Evelyn Carmichael

Cricket information
- Batting: Right-handed
- Bowling: Right-arm medium

Career statistics
| Competition | First-class |
| Matches | 1 |
| Runs scored | 6 |
| Batting average | 3.00 |
| 100s/50s | 0/0 |
| Top score | 5 |
| Catches/stumpings | 1/– |
- Source: Cricinfo, 13 April 2023

= Evelyn Carmichael =

English cricketer

Evelyn George Massey Carmichael (of Carmichael) (3 April 1871 – 14 July 1959) was an English cricketer who played a single first-class game, for Worcestershire against Oxford University in 1903; in the first innings he was bowled for 5 by his namesake Evelyn Martin (who also played for Worcestershire that season), while in the second he was run out for 1. He took one catch, to dismiss Martin.

Carmichael also played for Worcestershire in the 1890s, before they had attained first-class status. He was educated at Harrow before going up to Oxford, although he did not excel at cricket while at either establishment.

He was also a barrister, and took great interest in the history of the Carmichael family.

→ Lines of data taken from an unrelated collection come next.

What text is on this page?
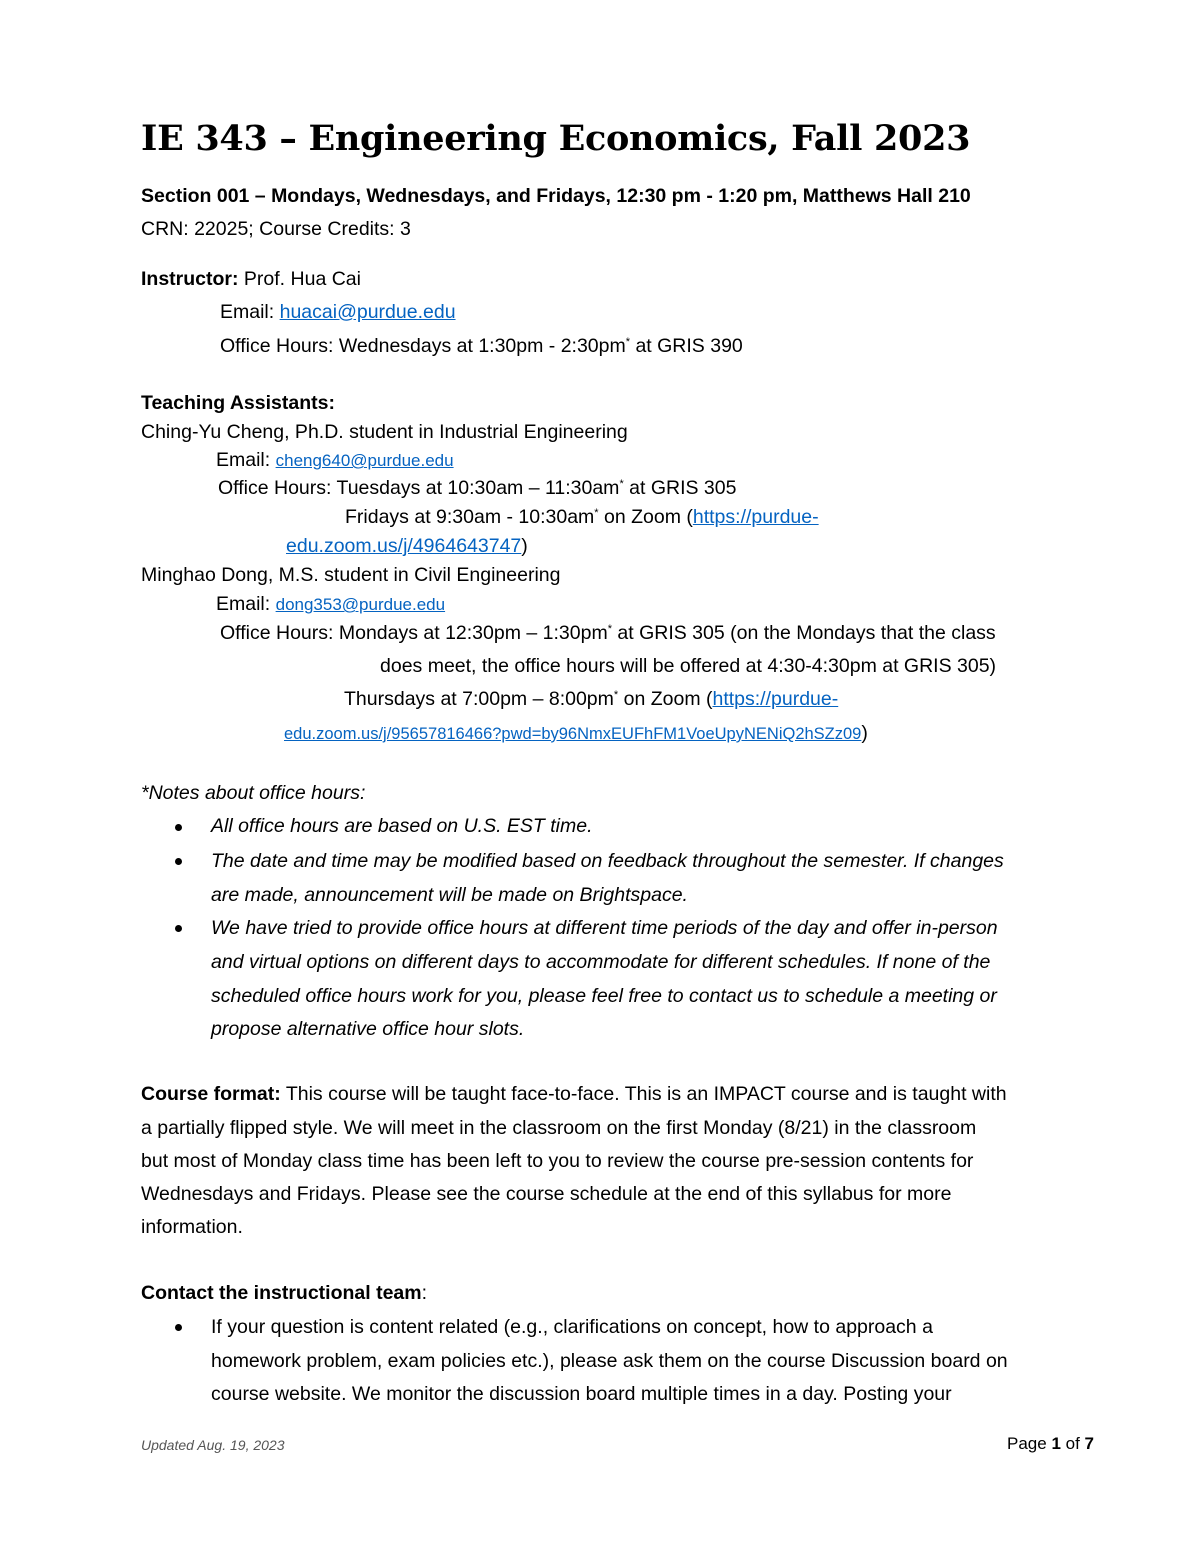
IE 343 – Engineering Economics, Fall 2023
Section 001 – Mondays, Wednesdays, and Fridays, 12:30 pm - 1:20 pm, Matthews Hall 210
CRN: 22025; Course Credits: 3
Instructor: Prof. Hua Cai
Email: huacai@purdue.edu
Office Hours: Wednesdays at 1:30pm - 2:30pm* at GRIS 390
Teaching Assistants:
Ching-Yu Cheng, Ph.D. student in Industrial Engineering
Email: cheng640@purdue.edu
Office Hours: Tuesdays at 10:30am – 11:30am* at GRIS 305
Fridays at 9:30am - 10:30am* on Zoom (https://purdue-
edu.zoom.us/j/4964643747)
Minghao Dong, M.S. student in Civil Engineering
Email: dong353@purdue.edu
Office Hours: Mondays at 12:30pm – 1:30pm* at GRIS 305 (on the Mondays that the class
does meet, the office hours will be offered at 4:30-4:30pm at GRIS 305)
Thursdays at 7:00pm – 8:00pm* on Zoom (https://purdue-
edu.zoom.us/j/95657816466?pwd=by96NmxEUFhFM1VoeUpyNENiQ2hSZz09)
*Notes about office hours:
All office hours are based on U.S. EST time.
The date and time may be modified based on feedback throughout the semester. If changes
are made, announcement will be made on Brightspace.
We have tried to provide office hours at different time periods of the day and offer in-person
and virtual options on different days to accommodate for different schedules. If none of the
scheduled office hours work for you, please feel free to contact us to schedule a meeting or
propose alternative office hour slots.
Course format: This course will be taught face-to-face. This is an IMPACT course and is taught with
a partially flipped style. We will meet in the classroom on the first Monday (8/21) in the classroom
but most of Monday class time has been left to you to review the course pre-session contents for
Wednesdays and Fridays. Please see the course schedule at the end of this syllabus for more
information.
Contact the instructional team:
If your question is content related (e.g., clarifications on concept, how to approach a
homework problem, exam policies etc.), please ask them on the course Discussion board on
course website. We monitor the discussion board multiple times in a day. Posting your
Updated Aug. 19, 2023	Page 1 of 7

On his death, he determined that all his family research was to go to the Lord Lyon King of Arms.

As a direct descendant of James Carmichael Smyth, MD, buried at Gatton with his wife, he also inherited the effects of Sir James Carmichael Smyth, the noted abolitionist governor of the Bahamas.

Carmichael was born in Upper Wick, Worcester; he died aged 88 at Berrington Hall, Shrewsbury.